ResNet

res_pre.jpg

Is learning better networks as easy as stacking more layers?

Overview

  • Q1: Why do we need a deeper network?
  • A: CNN can extract low/mid/high-level features through different filters, which means the deeper network is, the more features we can extract.
  • Q2: Why not simply add more and more layers to networks?
  • A: On the one hand it will cause a vanishing/exploding gradient (addressed by normalized initialization/BN),on the other hand, we can’t ignore the degradation (with the network depth increasing, accuracy gets saturated and then degrades rapidly).

degradation-problem1.png

Experiments

  The authors deepen the model by adding identity mapping layers, and it is abnormal that the deep model is worse than the shallow one.
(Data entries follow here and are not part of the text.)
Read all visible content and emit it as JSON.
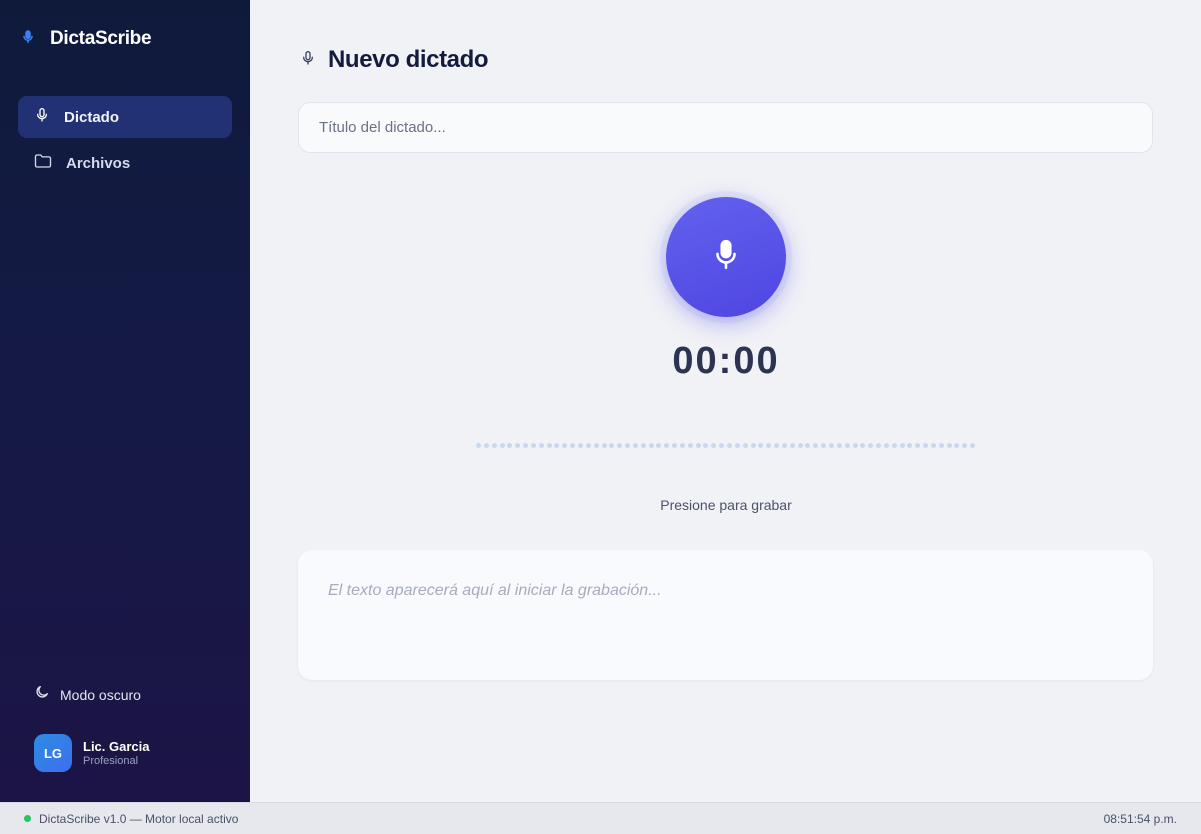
{
  "brand": {
    "name": "DictaScribe",
    "icon": "mic-icon",
    "icon_color": "#3b82f6"
  },
  "sidebar": {
    "items": [
      {
        "label": "Dictado",
        "icon": "mic-icon",
        "active": true
      },
      {
        "label": "Archivos",
        "icon": "folder-icon",
        "active": false
      }
    ],
    "dark_mode_label": "Modo oscuro",
    "user": {
      "initials": "LG",
      "name": "Lic. Garcia",
      "role": "Profesional"
    }
  },
  "main": {
    "title": "Nuevo dictado",
    "title_placeholder": "Título del dictado...",
    "timer": "00:00",
    "hint": "Presione para grabar",
    "transcript_placeholder": "El texto aparecerá aquí al iniciar la grabación..."
  },
  "statusbar": {
    "text": "DictaScribe v1.0 — Motor local activo",
    "status_color": "#22c55e",
    "clock": "08:51:54 p.m."
  },
  "colors": {
    "accent": "#5b55ea",
    "sidebar_top": "#0f1a3b",
    "sidebar_bottom": "#1c1446",
    "active_item": "#223173"
  }
}
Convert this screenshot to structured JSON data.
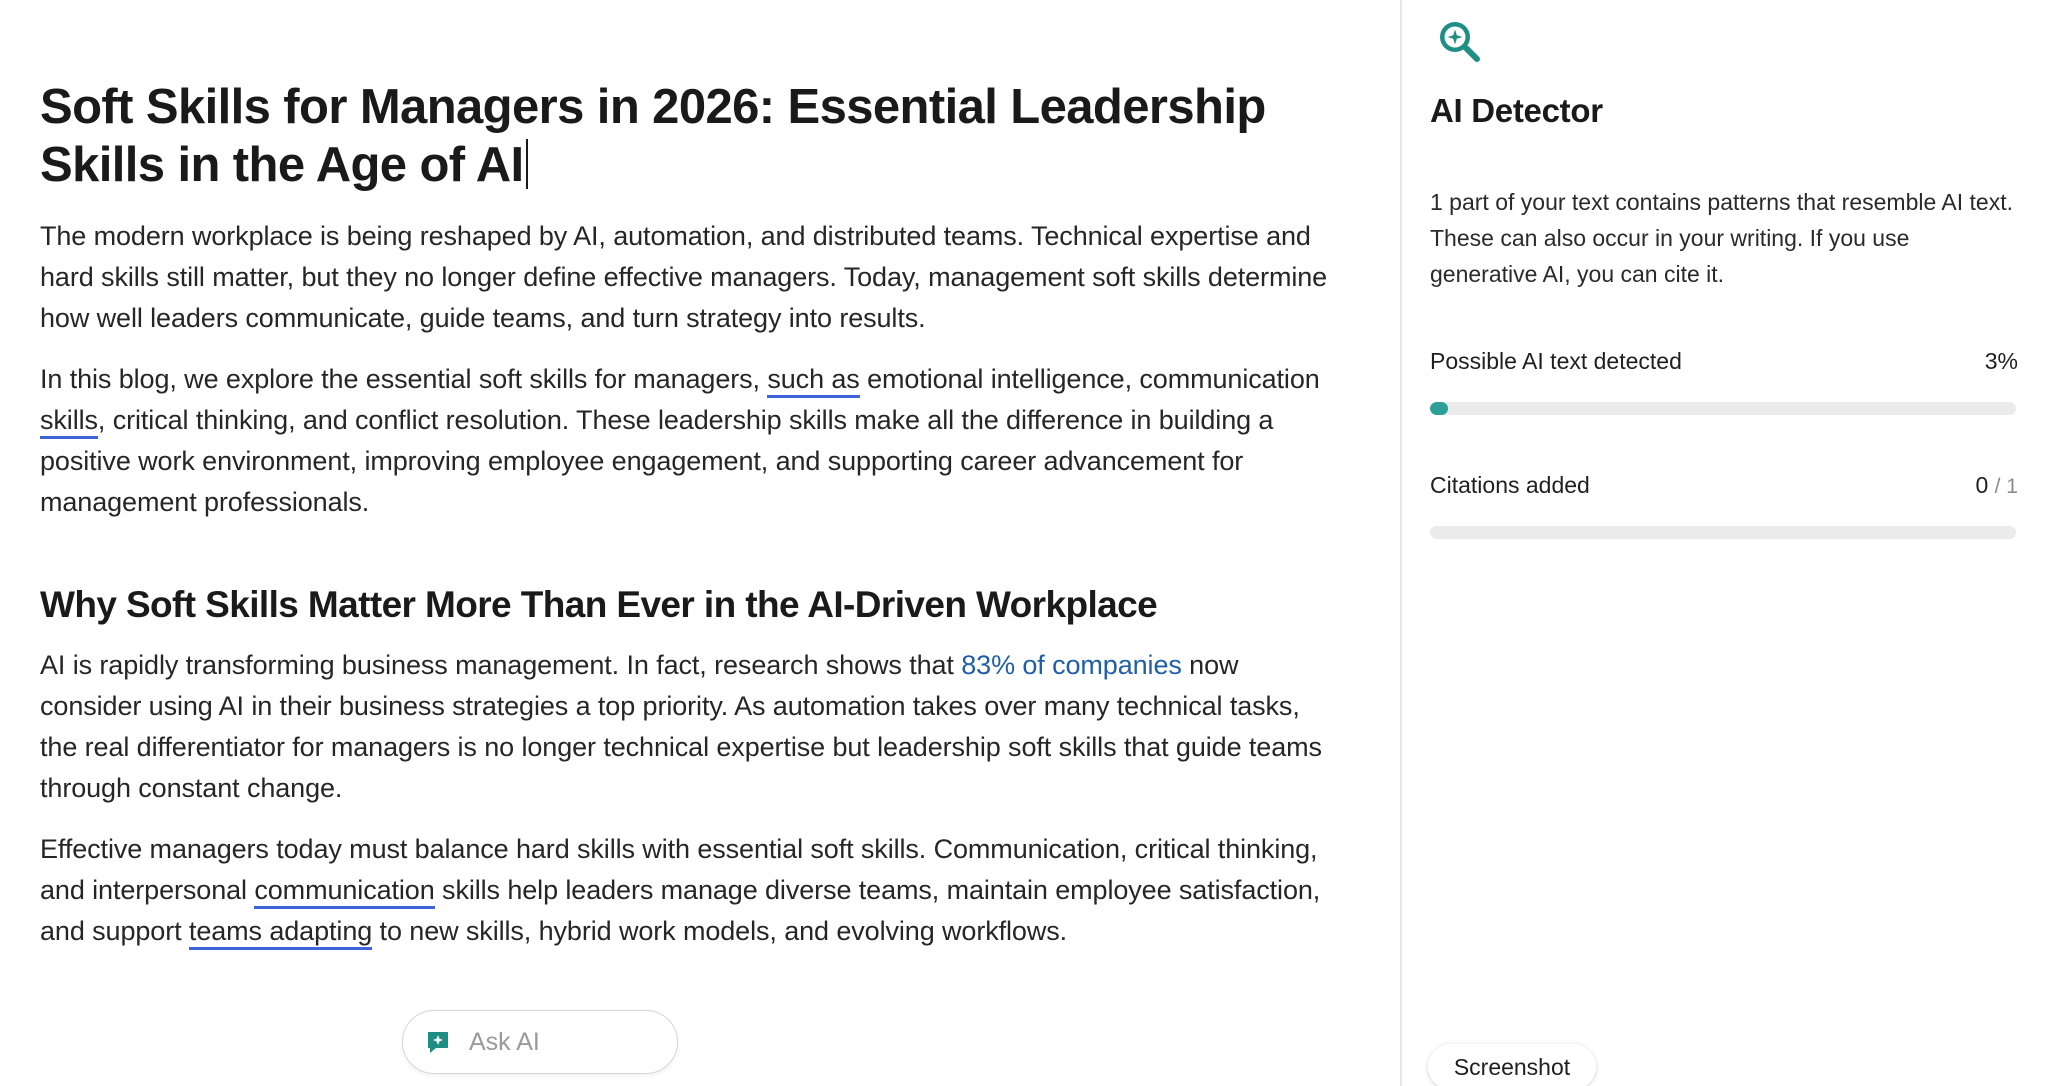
{
  "document": {
    "title": "Soft Skills for Managers in 2026: Essential Leadership Skills in the Age of AI",
    "p1": "The modern workplace is being reshaped by AI, automation, and distributed teams. Technical expertise and hard skills still matter, but they no longer define effective managers. Today, management soft skills determine how well leaders communicate, guide teams, and turn strategy into results.",
    "p2": {
      "t1": "In this blog, we explore the essential soft skills for managers, ",
      "u1": "such as",
      "t2": " emotional intelligence, communication ",
      "u2": "skills",
      "t3": ", critical thinking, and conflict resolution. These leadership skills make all the difference in building a positive work environment, improving employee engagement, and supporting career advancement for management professionals."
    },
    "heading2": "Why Soft Skills Matter More Than Ever in the AI-Driven Workplace",
    "p3": {
      "t1": "AI is rapidly transforming business management. In fact, research shows that ",
      "link": "83% of companies",
      "t2": " now consider using AI in their business strategies a top priority. As automation takes over many technical tasks, the real differentiator for managers is no longer technical expertise but leadership soft skills that guide teams through constant change."
    },
    "p4": {
      "t1": "Effective managers today must balance hard skills with essential soft skills. Communication, critical thinking, and interpersonal ",
      "u1": "communication",
      "t2": " skills help leaders manage diverse teams, maintain employee satisfaction, and support ",
      "u2": "teams adapting",
      "t3": " to new skills, hybrid work models, and evolving workflows."
    }
  },
  "ask_ai": {
    "placeholder": "Ask AI",
    "icon": "sparkle-chat-icon"
  },
  "panel": {
    "logo_icon": "ai-detector-search-icon",
    "title": "AI Detector",
    "description": "1 part of your text contains patterns that resemble AI text. These can also occur in your writing. If you use generative AI, you can cite it.",
    "ai_text": {
      "label": "Possible AI text detected",
      "value_text": "3%",
      "percent": 3
    },
    "citations": {
      "label": "Citations added",
      "count": "0",
      "total": "/ 1",
      "percent": 0
    }
  },
  "screenshot_chip": {
    "label": "Screenshot"
  },
  "colors": {
    "accent_teal": "#1f8f86",
    "progress_fill": "#2aa098",
    "underline_blue": "#3f63d8",
    "link_blue": "#1f5fa8"
  }
}
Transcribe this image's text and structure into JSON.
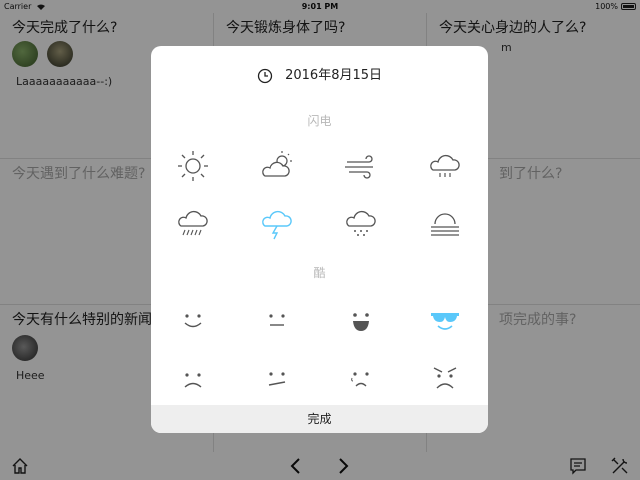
{
  "status_bar": {
    "carrier": "Carrier",
    "time": "9:01 PM",
    "battery": "100%"
  },
  "cards": [
    {
      "question": "今天完成了什么?",
      "note": "Laaaaaaaaaaa--:)"
    },
    {
      "question": "今天锻炼身体了吗?",
      "note": ""
    },
    {
      "question": "今天关心身边的人了么?",
      "note": "m"
    },
    {
      "question": "今天遇到了什么难题?",
      "note": ""
    },
    {
      "question": "",
      "note": ""
    },
    {
      "question": "到了什么?",
      "note": ""
    },
    {
      "question": "今天有什么特别的新闻",
      "note": "Heee"
    },
    {
      "question": "",
      "note": ""
    },
    {
      "question": "项完成的事?",
      "note": ""
    }
  ],
  "modal": {
    "date": "2016年8月15日",
    "weather_title": "闪电",
    "mood_title": "酷",
    "done_label": "完成",
    "weather_icons": [
      "sunny-icon",
      "partly-cloudy-icon",
      "windy-icon",
      "rain-cloud-icon",
      "heavy-rain-icon",
      "thunder-icon",
      "snow-cloud-icon",
      "fog-icon"
    ],
    "mood_icons": [
      "smile-icon",
      "neutral-icon",
      "grin-icon",
      "cool-icon",
      "sad-icon",
      "meh-icon",
      "upset-icon",
      "angry-icon"
    ],
    "selected_weather": "thunder-icon",
    "selected_mood": "cool-icon",
    "accent_color": "#5ac8fa"
  }
}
However, it is hard for the solvers to approximate identity mapping by multiple non-linear layers in practice. Denoting the desired underlying mapping as $H(x)$, the stacked non-linear layers aim to fit $F(x)$. By adding $x$ (realized by shortcut connection), the model is prone to fit $F(x)$ rather than $H(x)$.

ResNet.png

  I suppose that the residual function vanishes the error accumulated to some extent, which is similar to some methods in numerical calculation. The $x$ can fully be transmitted to the next layer.